The consensus was that researchers are currently reluctant to share data and in order to change this culture, we need to be aware of the risks and rewards in doing so. Carole Goble coined the wonderful phrase of “data mine-ing” and she quoted from the recent RIN Report on e-Infrastructure: taking forward the strategy: “my impression of researchers, and I can criticize myself in this, is that we’re much more interested in sharing data when we mean sharing someone else’s as opposed [to] sharing ours”. Encouragement and reward were seen as more effective strategies than coercion, the latter can lead to pseudo sharing where data are shared but so poorly curated that they cannot be reused.

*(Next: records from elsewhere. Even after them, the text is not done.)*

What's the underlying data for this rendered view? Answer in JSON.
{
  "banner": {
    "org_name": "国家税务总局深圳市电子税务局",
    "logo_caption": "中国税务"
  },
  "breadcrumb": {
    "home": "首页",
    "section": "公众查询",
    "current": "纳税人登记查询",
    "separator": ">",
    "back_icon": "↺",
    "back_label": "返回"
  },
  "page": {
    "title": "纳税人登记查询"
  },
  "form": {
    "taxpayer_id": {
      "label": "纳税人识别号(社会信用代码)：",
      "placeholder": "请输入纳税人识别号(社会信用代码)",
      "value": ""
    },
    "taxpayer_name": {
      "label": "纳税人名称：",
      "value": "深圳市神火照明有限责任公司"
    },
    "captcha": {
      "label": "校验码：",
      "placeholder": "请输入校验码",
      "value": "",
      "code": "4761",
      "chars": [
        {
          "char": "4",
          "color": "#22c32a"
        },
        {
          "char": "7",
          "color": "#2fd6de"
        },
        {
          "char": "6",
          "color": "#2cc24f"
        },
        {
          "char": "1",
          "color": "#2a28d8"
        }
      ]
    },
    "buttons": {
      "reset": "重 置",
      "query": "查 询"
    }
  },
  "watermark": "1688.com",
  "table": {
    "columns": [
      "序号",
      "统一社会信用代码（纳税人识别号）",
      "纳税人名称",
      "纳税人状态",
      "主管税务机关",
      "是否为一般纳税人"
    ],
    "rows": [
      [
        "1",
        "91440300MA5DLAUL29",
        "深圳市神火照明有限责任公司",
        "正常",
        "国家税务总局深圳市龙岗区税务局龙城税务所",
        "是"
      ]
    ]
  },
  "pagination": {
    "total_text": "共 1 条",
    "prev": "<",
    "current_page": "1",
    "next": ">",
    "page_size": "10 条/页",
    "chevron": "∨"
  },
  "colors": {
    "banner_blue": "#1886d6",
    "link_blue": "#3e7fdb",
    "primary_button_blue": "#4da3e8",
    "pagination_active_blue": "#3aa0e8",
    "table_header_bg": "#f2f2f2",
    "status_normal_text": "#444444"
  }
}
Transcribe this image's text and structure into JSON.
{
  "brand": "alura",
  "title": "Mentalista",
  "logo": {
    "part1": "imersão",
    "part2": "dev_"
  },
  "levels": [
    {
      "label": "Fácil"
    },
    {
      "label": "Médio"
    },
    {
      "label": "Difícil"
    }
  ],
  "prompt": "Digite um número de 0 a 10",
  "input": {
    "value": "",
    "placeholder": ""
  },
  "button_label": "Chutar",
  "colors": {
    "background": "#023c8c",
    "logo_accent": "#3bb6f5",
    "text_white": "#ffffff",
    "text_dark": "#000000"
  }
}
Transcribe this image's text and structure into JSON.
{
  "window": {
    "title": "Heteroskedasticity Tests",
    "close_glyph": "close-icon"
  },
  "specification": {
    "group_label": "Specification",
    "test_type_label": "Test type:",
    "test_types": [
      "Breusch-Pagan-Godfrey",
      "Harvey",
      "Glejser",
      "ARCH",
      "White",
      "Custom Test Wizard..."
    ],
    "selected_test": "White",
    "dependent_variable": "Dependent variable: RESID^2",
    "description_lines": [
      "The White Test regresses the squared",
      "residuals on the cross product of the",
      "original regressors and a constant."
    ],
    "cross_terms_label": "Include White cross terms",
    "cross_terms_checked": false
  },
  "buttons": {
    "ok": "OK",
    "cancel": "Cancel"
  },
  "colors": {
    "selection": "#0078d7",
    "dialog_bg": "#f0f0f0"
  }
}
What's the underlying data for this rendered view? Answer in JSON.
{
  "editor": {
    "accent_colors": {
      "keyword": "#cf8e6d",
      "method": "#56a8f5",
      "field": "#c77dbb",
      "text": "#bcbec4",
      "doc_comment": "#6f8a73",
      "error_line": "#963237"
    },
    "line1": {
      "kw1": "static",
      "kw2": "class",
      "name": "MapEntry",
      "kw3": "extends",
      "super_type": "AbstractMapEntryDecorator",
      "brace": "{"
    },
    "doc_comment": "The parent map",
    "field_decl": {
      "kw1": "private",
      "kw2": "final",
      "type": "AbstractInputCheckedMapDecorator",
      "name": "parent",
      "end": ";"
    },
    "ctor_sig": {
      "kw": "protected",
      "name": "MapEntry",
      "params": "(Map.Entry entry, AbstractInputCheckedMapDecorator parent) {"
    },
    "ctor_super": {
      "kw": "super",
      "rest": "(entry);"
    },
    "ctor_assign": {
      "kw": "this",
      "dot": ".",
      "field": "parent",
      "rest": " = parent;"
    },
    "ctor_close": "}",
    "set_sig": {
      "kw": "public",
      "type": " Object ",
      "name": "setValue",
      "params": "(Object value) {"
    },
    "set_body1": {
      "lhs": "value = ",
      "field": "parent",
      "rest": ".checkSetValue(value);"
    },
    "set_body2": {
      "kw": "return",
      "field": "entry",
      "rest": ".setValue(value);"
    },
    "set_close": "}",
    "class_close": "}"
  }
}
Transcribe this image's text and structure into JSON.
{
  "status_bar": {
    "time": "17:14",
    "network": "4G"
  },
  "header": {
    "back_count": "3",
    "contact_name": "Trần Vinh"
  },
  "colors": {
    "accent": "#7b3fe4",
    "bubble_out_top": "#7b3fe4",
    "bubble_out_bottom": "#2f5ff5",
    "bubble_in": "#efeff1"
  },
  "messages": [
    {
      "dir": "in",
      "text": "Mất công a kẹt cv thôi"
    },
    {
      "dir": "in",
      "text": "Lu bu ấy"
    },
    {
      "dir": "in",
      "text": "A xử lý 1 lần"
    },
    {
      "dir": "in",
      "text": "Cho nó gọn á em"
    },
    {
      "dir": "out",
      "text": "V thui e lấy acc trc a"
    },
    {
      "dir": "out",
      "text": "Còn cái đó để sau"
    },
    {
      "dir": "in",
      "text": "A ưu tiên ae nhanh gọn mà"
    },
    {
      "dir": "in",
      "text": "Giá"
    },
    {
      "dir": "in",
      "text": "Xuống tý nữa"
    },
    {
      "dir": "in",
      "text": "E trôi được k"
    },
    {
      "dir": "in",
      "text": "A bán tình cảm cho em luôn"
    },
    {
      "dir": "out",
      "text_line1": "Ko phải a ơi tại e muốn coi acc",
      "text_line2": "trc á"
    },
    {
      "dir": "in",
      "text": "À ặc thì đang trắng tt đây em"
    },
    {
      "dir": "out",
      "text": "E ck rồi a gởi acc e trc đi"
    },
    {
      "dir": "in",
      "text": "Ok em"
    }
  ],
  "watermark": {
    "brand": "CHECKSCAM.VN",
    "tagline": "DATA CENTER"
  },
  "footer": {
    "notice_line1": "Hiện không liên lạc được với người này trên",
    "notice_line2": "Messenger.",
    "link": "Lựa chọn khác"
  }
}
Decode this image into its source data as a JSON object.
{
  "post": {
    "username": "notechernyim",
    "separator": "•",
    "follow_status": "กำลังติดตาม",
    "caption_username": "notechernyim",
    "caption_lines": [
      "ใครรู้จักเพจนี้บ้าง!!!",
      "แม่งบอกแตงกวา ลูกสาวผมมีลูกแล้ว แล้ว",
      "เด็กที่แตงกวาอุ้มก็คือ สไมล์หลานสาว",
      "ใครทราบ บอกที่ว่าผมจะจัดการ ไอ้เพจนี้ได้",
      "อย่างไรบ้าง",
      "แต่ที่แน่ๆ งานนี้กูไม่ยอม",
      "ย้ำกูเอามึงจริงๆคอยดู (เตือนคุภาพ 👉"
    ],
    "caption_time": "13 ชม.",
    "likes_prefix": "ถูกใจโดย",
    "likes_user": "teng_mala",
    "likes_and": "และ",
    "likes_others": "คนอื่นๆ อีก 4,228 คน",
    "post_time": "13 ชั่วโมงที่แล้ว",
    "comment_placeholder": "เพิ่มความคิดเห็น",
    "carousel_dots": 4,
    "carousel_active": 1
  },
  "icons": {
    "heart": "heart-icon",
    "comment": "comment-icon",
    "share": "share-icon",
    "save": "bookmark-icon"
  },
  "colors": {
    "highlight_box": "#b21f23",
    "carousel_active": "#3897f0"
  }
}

The importance of good management and curation was a key theme but this comes at a cost that has to be factored in. And data managment isn’t as appealing as research to those in the field. In later discussion, the issue of training information professionals to take on this role was raised.
Good curation can ensure that the researcher is properly accredited and this will be an incentive for more data sharing. Data citation could become as important as article citation in the future. And in the same way as a well written paper is more likely to be cited, so will a well curated dataset.
In all it was a very interesting event – the speakers were all thought provoking, as were the questions and comments from the floor.